STM32N6 NPU – Why does ROM size increase for some models after Neural-ART compilation?

Hello,

I noticed an interesting behavior while comparing STM32N6 CPU execution vs NPU execution using ST Edge AI + Neural-ART.

For a simple Dense/Fully Connected (ad.tflite) model, enabling the NPU did not significantly change the weights size:

  • CPU target:
    • weights (ro): ~270 KB
  • NPU target:
    • weights (ro): ~269 KB

So the compiled NPU representation stayed almost identical.

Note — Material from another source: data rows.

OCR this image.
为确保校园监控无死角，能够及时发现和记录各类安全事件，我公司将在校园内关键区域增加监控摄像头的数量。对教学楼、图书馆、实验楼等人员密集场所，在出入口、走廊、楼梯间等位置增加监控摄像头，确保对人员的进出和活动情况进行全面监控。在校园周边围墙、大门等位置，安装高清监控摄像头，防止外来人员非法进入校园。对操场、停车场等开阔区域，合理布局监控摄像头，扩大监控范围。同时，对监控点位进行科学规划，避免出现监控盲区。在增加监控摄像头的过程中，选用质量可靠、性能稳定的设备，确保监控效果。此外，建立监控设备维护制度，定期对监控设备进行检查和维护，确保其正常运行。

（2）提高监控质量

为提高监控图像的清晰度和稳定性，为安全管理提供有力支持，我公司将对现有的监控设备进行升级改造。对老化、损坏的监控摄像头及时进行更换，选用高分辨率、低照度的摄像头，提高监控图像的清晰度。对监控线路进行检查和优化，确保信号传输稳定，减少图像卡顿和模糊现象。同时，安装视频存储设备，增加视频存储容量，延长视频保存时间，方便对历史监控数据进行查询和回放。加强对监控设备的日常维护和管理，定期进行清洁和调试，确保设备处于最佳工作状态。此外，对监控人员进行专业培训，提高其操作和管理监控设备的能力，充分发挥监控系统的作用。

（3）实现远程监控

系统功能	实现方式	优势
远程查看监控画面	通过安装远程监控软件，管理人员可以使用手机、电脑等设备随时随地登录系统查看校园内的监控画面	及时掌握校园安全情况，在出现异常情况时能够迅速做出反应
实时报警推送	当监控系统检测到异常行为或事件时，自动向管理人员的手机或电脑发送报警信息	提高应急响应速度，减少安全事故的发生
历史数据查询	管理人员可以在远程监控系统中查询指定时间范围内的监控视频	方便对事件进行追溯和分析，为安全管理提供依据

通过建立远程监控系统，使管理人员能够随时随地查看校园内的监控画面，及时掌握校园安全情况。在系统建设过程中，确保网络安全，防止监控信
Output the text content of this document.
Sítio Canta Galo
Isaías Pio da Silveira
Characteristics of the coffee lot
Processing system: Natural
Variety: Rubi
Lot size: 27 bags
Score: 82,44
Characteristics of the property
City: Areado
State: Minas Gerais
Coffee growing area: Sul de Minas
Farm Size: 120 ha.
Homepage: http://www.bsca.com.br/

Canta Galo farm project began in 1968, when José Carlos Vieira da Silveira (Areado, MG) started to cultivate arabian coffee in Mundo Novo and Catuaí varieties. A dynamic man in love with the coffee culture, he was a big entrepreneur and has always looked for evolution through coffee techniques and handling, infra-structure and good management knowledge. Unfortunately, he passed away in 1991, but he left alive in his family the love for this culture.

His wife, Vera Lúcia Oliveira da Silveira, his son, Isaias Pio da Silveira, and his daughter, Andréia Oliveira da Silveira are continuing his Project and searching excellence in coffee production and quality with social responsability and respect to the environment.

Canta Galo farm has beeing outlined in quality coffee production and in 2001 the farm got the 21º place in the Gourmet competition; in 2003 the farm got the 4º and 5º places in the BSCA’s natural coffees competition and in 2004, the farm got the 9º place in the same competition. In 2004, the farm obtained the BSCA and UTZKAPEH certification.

However, for a VWW/MobileNet-like model using many DEPTHWISE_CONV_2D layers, I observed a large ROM increase after enabling the NPU:

  • CPU target:
    • weights (ro): ~42 KB
  • NPU target:
    • weights (ro): ~227 KB

At first I thought this was caused by the quantization format conversion:

  • CPU:
    • model_fmt : ss/sa per channel
  • NPU:
    • model_fmt : ss/sa per tensor

But I also tested ResNet model where the same quantization conversion occurs, without a major ROM increase.

So it seems the quantization format change alone is not the main reason.

My question

Can ST confirm whether:

  1. Neural-ART internally repacks/duplicates depthwise convolution weights for NPU scheduling?
  2. Some MobileNet-style architectures inherently require more ROM overhead on STM32N6 NPU?
  3. The per-channel -> per-tensor conversion contributes significantly to this behavior, or is the main factor actually the depthwise memory layout optimization?

Thanks!

1 REPLY 1
Julian E.
ST Employee

Hi @ayaaaa,

 

Please check the generated report to compare the number of SW epochs and HW epochs.

In the first case, the model may still run mostly through SW epochs, so the generated weights stay close to the CPU version.

In the second case, the NPU is likely used more heavily through HW epochs. This can require weight repacking/reordering/alignment for the NPU, especially for DEPTHWISE_CONV_2D layers, which can significantly increase the ROM size.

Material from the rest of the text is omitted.